After taking over Mumbai’s Sahakar Bhandar and bidding for Delhi’s Super Bazar a fortnight ago, Reliance Retail Company (as the umbrella entity is likely to be christened) is now said to be negotiating with yet another ailing chain — Maratha Co-operative in Mumbai — reveal industry sources.

It has about 17 stores in the city ranging from the 500 sq ft neighbourhood outlets to the larger 7,000 sq ft outlets. Today, the co-operative’s annual revenues are said to be around Rs 16 crore, with losses of Rs 30 lakh, according to a store employee.

The stores largely sell fresh produce, a segment that many Indian corporates are chasing. Reliance, says a competitor, may shut down the smaller Maratha stores and revamp the larger ones.

This is just what it has been doing with the 18 Sahakar Bhandar stores in Mumbai that it took over on a long-term lease a few months ago.

Industry sources said Reliance has already pumped in Rs 10 crore to revamp the stores and introduce a fresh produce section.

Fresh Plus, its turnkey project - a 2,500 sq ft store branded Fresh Plus in Hyderabad, is currently underway. It is likely to open shutters before Diwali.

In fact, focusing on regional co-operatives is a strategic move for Reliance. Not only does it give the latecomer Reliance instant retail toehold into the sector, with escalating real-estate costs, the co-operatives come at throwaway prices, according to a retail consultant.

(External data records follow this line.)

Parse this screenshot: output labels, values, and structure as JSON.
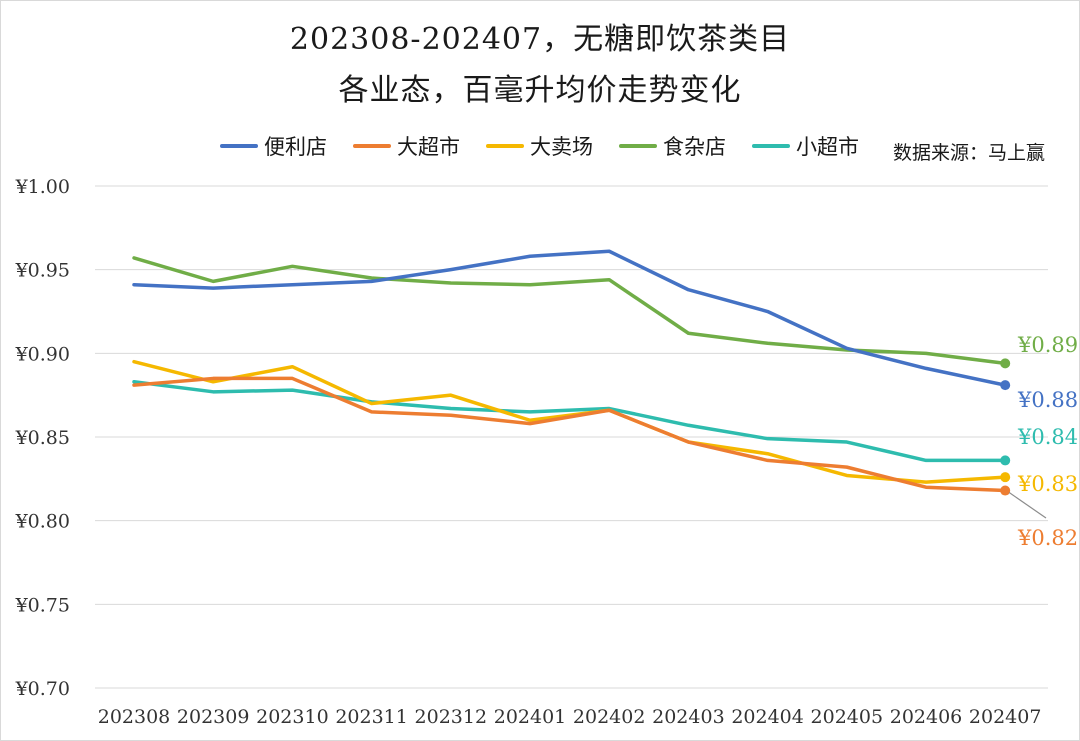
{
  "chart_data": {
    "type": "line",
    "title_line1": "202308-202407，无糖即饮茶类目",
    "title_line2": "各业态，百毫升均价走势变化",
    "source": "数据来源：马上赢",
    "categories": [
      "202308",
      "202309",
      "202310",
      "202311",
      "202312",
      "202401",
      "202402",
      "202403",
      "202404",
      "202405",
      "202406",
      "202407"
    ],
    "y_tick_labels": [
      "¥1.00",
      "¥0.95",
      "¥0.90",
      "¥0.85",
      "¥0.80",
      "¥0.75",
      "¥0.70"
    ],
    "y_ticks": [
      1.0,
      0.95,
      0.9,
      0.85,
      0.8,
      0.75,
      0.7
    ],
    "ylim": [
      0.7,
      1.0
    ],
    "grid": true,
    "legend_position": "top",
    "series": [
      {
        "name": "便利店",
        "color": "#4472C4",
        "end_label": "¥0.88",
        "values": [
          0.941,
          0.939,
          0.941,
          0.943,
          0.95,
          0.958,
          0.961,
          0.938,
          0.925,
          0.903,
          0.891,
          0.881
        ]
      },
      {
        "name": "大超市",
        "color": "#ED7D31",
        "end_label": "¥0.82",
        "values": [
          0.881,
          0.885,
          0.885,
          0.865,
          0.863,
          0.858,
          0.866,
          0.847,
          0.836,
          0.832,
          0.82,
          0.818
        ]
      },
      {
        "name": "大卖场",
        "color": "#F5B800",
        "end_label": "¥0.83",
        "values": [
          0.895,
          0.883,
          0.892,
          0.87,
          0.875,
          0.86,
          0.866,
          0.847,
          0.84,
          0.827,
          0.823,
          0.826
        ]
      },
      {
        "name": "食杂店",
        "color": "#70AD47",
        "end_label": "¥0.89",
        "values": [
          0.957,
          0.943,
          0.952,
          0.945,
          0.942,
          0.941,
          0.944,
          0.912,
          0.906,
          0.902,
          0.9,
          0.894
        ]
      },
      {
        "name": "小超市",
        "color": "#2EBCAE",
        "end_label": "¥0.84",
        "values": [
          0.883,
          0.877,
          0.878,
          0.871,
          0.867,
          0.865,
          0.867,
          0.857,
          0.849,
          0.847,
          0.836,
          0.836
        ]
      }
    ]
  }
}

How? Having been around for decades, these chains are positioned on prime locations with a captive market. Moreover, their land rentals are a pittance.

In Mumbai today, a store rental is never below Rs 150-200 per sq ft. And guess what? The co-operative chains pay paltry rents of Rs 40-50 per sq ft. Traditional margins in food retailing are said to be around 15%.

“If you are looking for a place in food retailing, you can’t afford to pay rents of more than Rs 30-40 per sq ft, and make a 15% margin,” says a neighbourhood retailer.

He claims, when a retailer pays Rs 150 or more for a sq ft, then he has to have a 23% to 25% margin, which is tough.

Says a senior Reliance manager: “In the current winner-take-all scenario, it is pricing, pricing and pricing for us.” Surely, with co-operatives, it can’t get more cheaper.